Wie war die mediale Berichterstattung?
Die Berichterstattung war damals eher überkritisch. Allein die Studienrichtung Soziologie wurde gleichgesetzt mit den drei Anfangsbuchstaben SOZ für Sozialismus.
RAF, Ulrike Meinhof, wie weit konnte/wollte man deren Botschaften in OÖ überhaupt lesen?
Die Ablehnung war ziemlich eindeutig. Diese Stimmung war einhellig und ich denke auch seitens der linken Szene damals in OÖ.
Aus der jetzigen Sicht, was ist übrig geblieben? Wie würden Proteste heute aussehen, gibt es diese überhaupt noch?
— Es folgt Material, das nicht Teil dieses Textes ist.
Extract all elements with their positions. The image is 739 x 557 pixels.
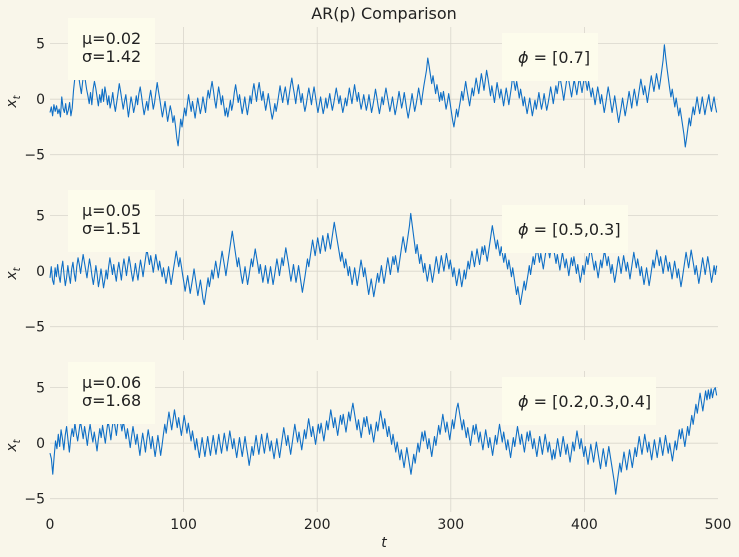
stats-box xyxy=(68,18,155,80)
std-label: σ=1.51 xyxy=(82,219,141,238)
y-tick-label: −5 xyxy=(24,148,45,164)
phi-label: ϕ = [0.7] xyxy=(518,48,590,67)
series-line xyxy=(49,387,718,495)
panel-1: −5 0 5 xt μ=0.02σ=1.42 ϕ = [0.7] xyxy=(4,18,718,168)
stats-box xyxy=(68,362,155,424)
stats-box xyxy=(68,190,155,252)
panel-2: −5 0 5 xt μ=0.05σ=1.51 ϕ = [0.5,0.3] xyxy=(4,190,718,340)
x-axis-label: t xyxy=(381,535,387,551)
phi-label: ϕ = [0.2,0.3,0.4] xyxy=(518,392,651,411)
y-tick-label: −5 xyxy=(24,320,45,336)
mean-label: μ=0.06 xyxy=(82,373,141,392)
series-line xyxy=(49,44,718,148)
x-tick-label: 500 xyxy=(705,517,732,533)
series-line xyxy=(49,212,718,306)
x-tick-label: 400 xyxy=(571,517,598,533)
x-tick-label: 200 xyxy=(304,517,331,533)
y-tick-label: 0 xyxy=(36,264,45,280)
phi-box xyxy=(502,377,656,425)
y-tick-label: 5 xyxy=(36,381,45,397)
phi-box xyxy=(502,33,598,81)
phi-box xyxy=(502,205,628,253)
y-tick-label: 0 xyxy=(36,92,45,108)
chart-title: AR(p) Comparison xyxy=(311,4,457,23)
std-label: σ=1.68 xyxy=(82,391,141,410)
y-tick-label: 5 xyxy=(36,37,45,53)
phi-label: ϕ = [0.5,0.3] xyxy=(518,220,621,239)
mean-label: μ=0.02 xyxy=(82,29,141,48)
y-tick-label: 0 xyxy=(36,436,45,452)
mean-label: μ=0.05 xyxy=(82,201,141,220)
std-label: σ=1.42 xyxy=(82,47,141,66)
y-tick-label: −5 xyxy=(24,492,45,508)
y-axis-label: xt xyxy=(4,438,23,452)
x-tick-label: 0 xyxy=(46,517,55,533)
y-axis-label: xt xyxy=(4,266,23,280)
x-tick-label: 300 xyxy=(437,517,464,533)
x-tick-label: 100 xyxy=(170,517,197,533)
y-tick-label: 5 xyxy=(36,209,45,225)
y-axis-label: xt xyxy=(4,94,23,108)
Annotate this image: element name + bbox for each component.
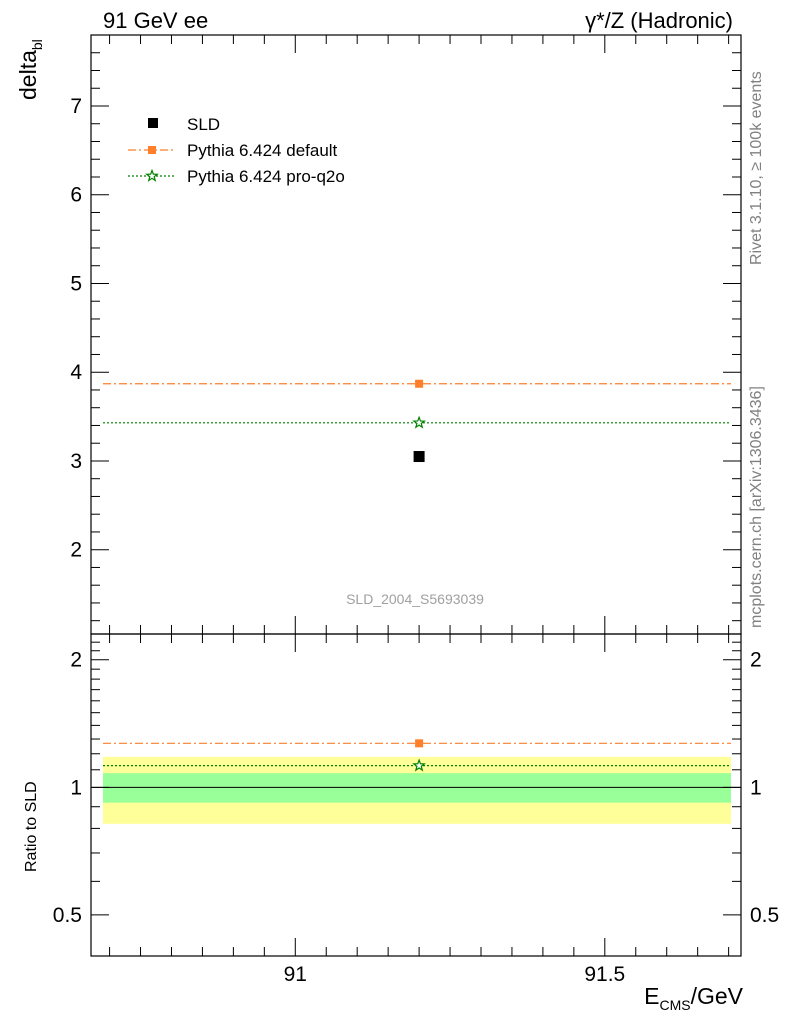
xlabel-base: E: [644, 983, 659, 1009]
ratio-point-pythia-default: [415, 739, 424, 748]
main-ylabel-sub: bl: [29, 39, 45, 50]
y-tick-label: 2: [70, 539, 82, 562]
legend-item-pythia-proq2o: Pythia 6.424 pro-q2o: [128, 167, 345, 186]
analysis-id: SLD_2004_S5693039: [346, 591, 484, 607]
y-tick-label: 7: [70, 95, 82, 118]
y-tick-label: 4: [70, 361, 82, 384]
legend-marker-sld: [148, 118, 158, 128]
legend-label-pythia-proq2o: Pythia 6.424 pro-q2o: [187, 167, 345, 186]
main-ylabel: deltabl: [15, 39, 45, 100]
legend-label-sld: SLD: [187, 115, 220, 134]
xlabel: ECMS/GeV: [644, 983, 744, 1013]
rivet-note: Rivet 3.1.10, ≥ 100k events: [748, 71, 765, 265]
legend-item-sld: SLD: [148, 115, 220, 134]
ratio-point-pythia-proq2o: [412, 758, 426, 772]
ratio-y-tick-label-right: 0.5: [750, 904, 779, 927]
y-tick-label: 3: [70, 450, 82, 473]
legend-item-pythia-default: Pythia 6.424 default: [128, 141, 338, 160]
legend-marker-pythia-default: [148, 146, 156, 154]
x-tick-label: 91.5: [584, 963, 625, 986]
legend: SLD Pythia 6.424 default Pythia 6.424 pr…: [128, 115, 345, 186]
ratio-y-tick-label: 2: [70, 649, 82, 672]
ratio-y-tick-label-right: 2: [750, 649, 762, 672]
x-tick-label: 91: [284, 963, 307, 986]
header-right: γ*/Z (Hadronic): [585, 8, 733, 33]
mcplots-note: mcplots.cern.ch [arXiv:1306.3436]: [748, 386, 765, 628]
ratio-ylabel: Ratio to SLD: [23, 781, 40, 872]
ratio-y-tick-label: 1: [70, 776, 82, 799]
ratio-frame: [90, 633, 742, 957]
data-point-sld: [413, 451, 425, 463]
main-ylabel-base: delta: [15, 50, 41, 100]
ratio-y-tick-label-right: 1: [750, 776, 762, 799]
ratio-band-inner: [103, 773, 731, 803]
ratio-plot-area: 0.5 0.5 1 1 2 2 91 91.5: [53, 633, 779, 986]
data-point-pythia-proq2o: [412, 415, 426, 429]
y-tick-label: 6: [70, 184, 82, 207]
legend-label-pythia-default: Pythia 6.424 default: [187, 141, 338, 160]
header-left: 91 GeV ee: [103, 8, 208, 33]
xlabel-suffix: /GeV: [691, 983, 744, 1009]
xlabel-sub: CMS: [659, 997, 690, 1013]
ratio-y-tick-label: 0.5: [53, 904, 82, 927]
main-plot-area: 2 3 4 5 6 7: [70, 34, 742, 635]
y-tick-label: 5: [70, 272, 82, 295]
legend-marker-pythia-proq2o: [145, 168, 159, 182]
data-point-pythia-default: [415, 379, 424, 388]
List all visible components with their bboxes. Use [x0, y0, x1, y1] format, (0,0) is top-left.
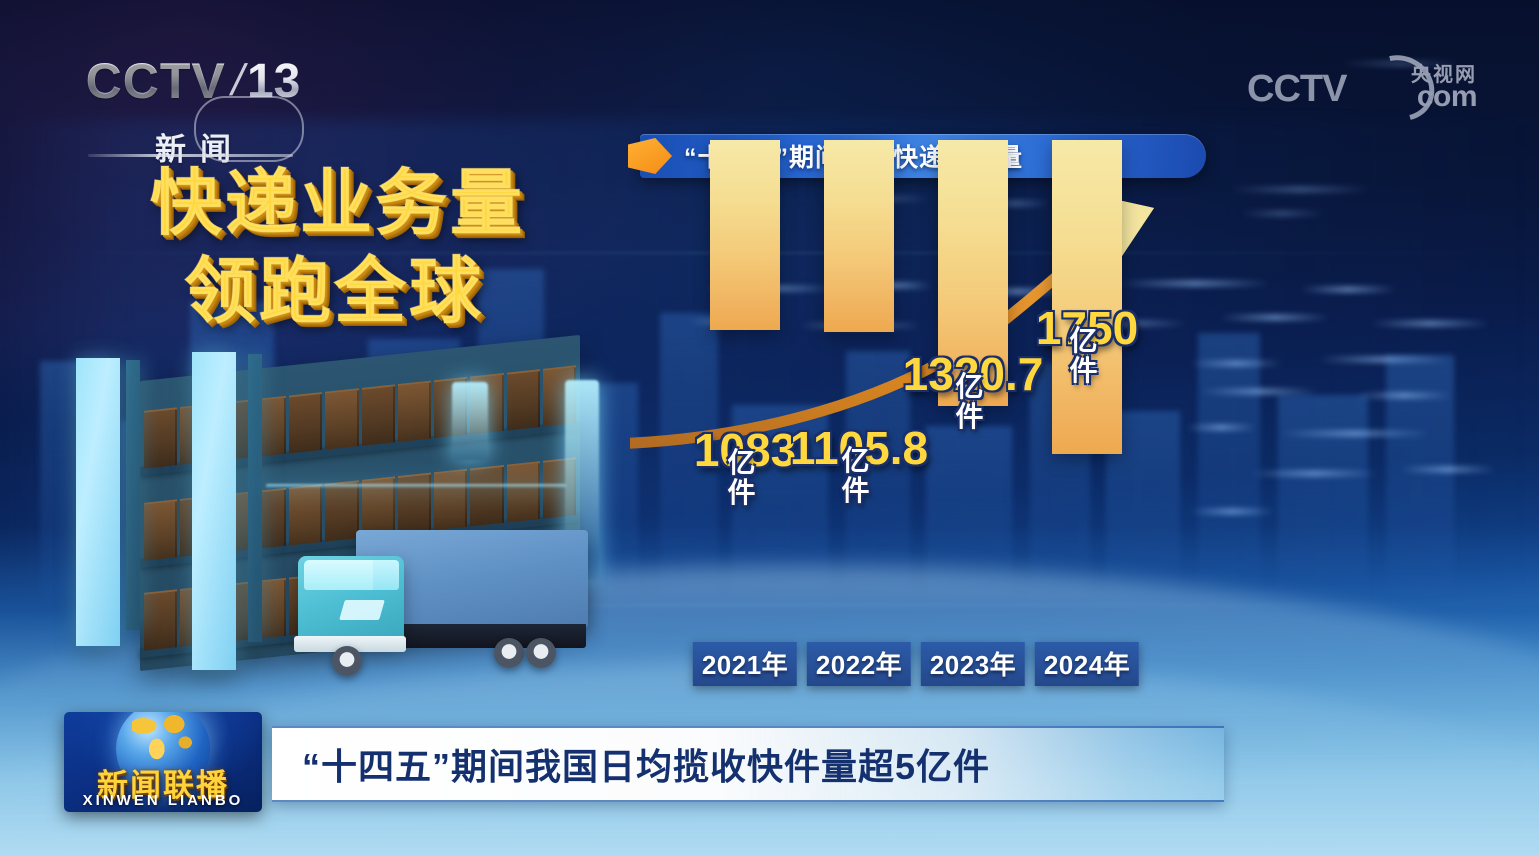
cctv-wordmark: CCTV [85, 53, 226, 109]
bar-year-label-2021: 2021年 [692, 642, 798, 686]
program-name-en: XINWEN LIANBO [82, 792, 244, 809]
bar-group-2023[interactable]: 1320.7 亿件 2023年 [903, 140, 1043, 686]
bar-2021 [710, 140, 780, 330]
watermark-brand: CCTV [1247, 68, 1347, 110]
globe-icon [116, 712, 210, 796]
bar-unit-2023: 亿件 [955, 371, 985, 432]
warehouse-pillar-2 [192, 352, 236, 670]
story-headline: “十四五”期间我国日均揽收快件量超5亿件 [302, 746, 991, 787]
watermark-com-label: com [1416, 80, 1478, 113]
program-name-cn: 新闻联播 [97, 768, 229, 803]
truck-bumper [294, 636, 406, 652]
chart-bars: 1083 亿件 2021年 1105.8 亿件 2022年 1320.7 亿件 … [692, 120, 1220, 686]
watermark-cn-label: 央视网 [1411, 64, 1477, 86]
chart-title-marker-icon [628, 138, 672, 174]
bar-year-label-2022: 2022年 [806, 642, 912, 686]
bar-value-2022: 1105.8 [789, 422, 929, 474]
bar-value-2024: 1750 [1035, 302, 1139, 354]
bar-2023 [938, 140, 1008, 406]
bar-unit-2022: 亿件 [841, 445, 871, 506]
warehouse-illustration [60, 334, 640, 702]
bar-2024 [1052, 140, 1122, 454]
bar-2022 [824, 140, 894, 332]
cctv13-logo: CCTV / 13 新闻 [78, 52, 308, 167]
cctv-logo-underline [88, 154, 293, 157]
bar-group-2021[interactable]: 1083 亿件 2021年 [692, 140, 798, 686]
main-headline: 快递业务量 领跑全球 [150, 160, 620, 336]
delivery-volume-chart: “十四五”期间我国快递业务量 1083 亿件 2021年 [628, 120, 1220, 686]
headline-line-2: 领跑全球 [184, 252, 485, 333]
truck-door-accent [339, 600, 385, 620]
bar-year-label-2024: 2024年 [1034, 642, 1140, 686]
cctv-slash: / [226, 56, 250, 105]
bar-unit-2024: 亿件 [1069, 325, 1099, 386]
headline-line-1: 快递业务量 [150, 164, 526, 245]
cctv-channel-number: 13 [246, 54, 301, 108]
cctv-com-watermark: CCTV 央视网 com [1247, 42, 1478, 134]
truck-wheel-rear-2 [526, 638, 556, 668]
delivery-truck [294, 524, 588, 676]
warehouse-glow-shelf [266, 484, 566, 488]
bar-unit-2021: 亿件 [727, 447, 757, 508]
story-banner: “十四五”期间我国日均揽收快件量超5亿件 [272, 726, 1224, 802]
program-logo-badge: 新闻联播 XINWEN LIANBO [64, 712, 262, 812]
bar-group-2024[interactable]: 1750 亿件 2024年 [1034, 140, 1140, 686]
truck-wheel-front [332, 646, 362, 676]
truck-cab [298, 556, 404, 642]
bar-value-2021: 1083 [693, 424, 797, 476]
bar-group-2022[interactable]: 1105.8 亿件 2022年 [790, 140, 928, 686]
lower-third: 新闻联播 XINWEN LIANBO “十四五”期间我国日均揽收快件量超5亿件 [64, 712, 1224, 812]
warehouse-pillar-1 [76, 358, 120, 646]
bar-value-2023: 1320.7 [902, 348, 1044, 400]
rack-upright-left [126, 360, 140, 630]
bar-year-label-2023: 2023年 [920, 642, 1026, 686]
warehouse-glow-1 [452, 382, 488, 460]
truck-windshield [304, 560, 399, 590]
rack-upright-mid [248, 354, 262, 642]
truck-wheel-rear-1 [494, 638, 524, 668]
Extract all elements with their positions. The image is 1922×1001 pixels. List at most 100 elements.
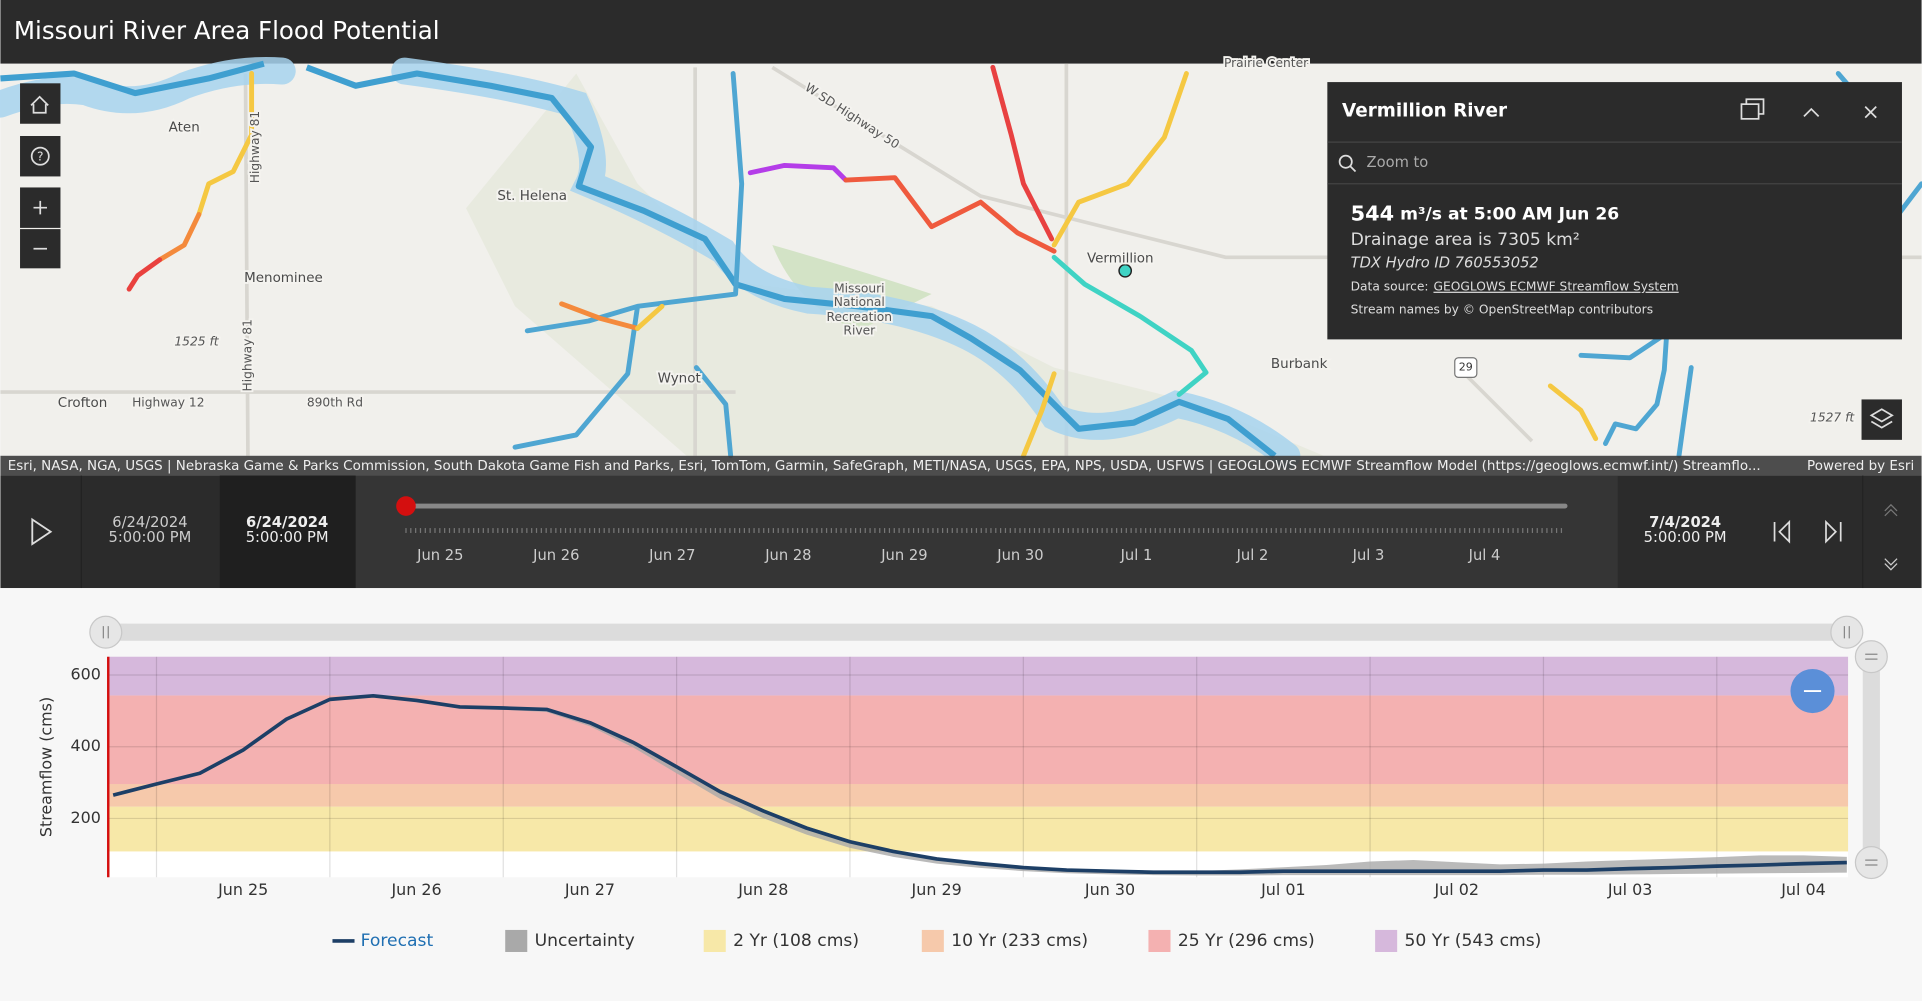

Es gibt keine Proteste. Ich sage es meinen Studierenden, dass ich diesen Protest vermisse. Es passieren Dinge, wo ich sage, ich glaube nicht, dass wir als Studierende das damals akzeptiert hätten. Wir haben bei geringeren Problemen gezeigt, dass wir da sind, und das ganz lautstark.
Vielleicht liegt das am Leistungsdruck in den Schulen. Ich glaube nicht, dass es heute den Schulen gelingt, so was wie eine Autonomisierung bei den Schülern zu wecken. Sie kommen schon so brav zu uns und werden nicht ermuntert, eigene Meinungen zu äußern.
Freie Liebe, antiautoritäre Erziehung, etc, was ist davon übrig geblieben, geht es nicht schon seit längeren wieder in eine konservative Richtung?
Es ist ein Backlash da. Die Befreiung der Frau, die Pille, alles ist da und hat uns das Leben sicher leichter gemacht. Was nicht da war, ist z.B. Aids, das hat die freie Liebe sicher ganz schnell eingebremst.
Was geblieben ist, kann man sehr schlecht evaluieren, auf Linz bezogen. Das, was man als den Marsch durch die Institutionen bezeichnet hat, hat bei uns wunderbar funktioniert, von da her haben viele von ganz links bis ganz rechts diesen Weg weiter getragen, dass man nicht mehr abgrenzen kann, was war links, was war 68, was waren andere Protestbewegungen, wie die Frauenbewegung und ähnliches. Dass bestimmte verkrustete Strukturen aufgebrochen wurden, das kann man relativ leicht sehen. In der katholischen Kirche gibt es einen klaren Backlash, es gibt ihn auch an den Universitäten.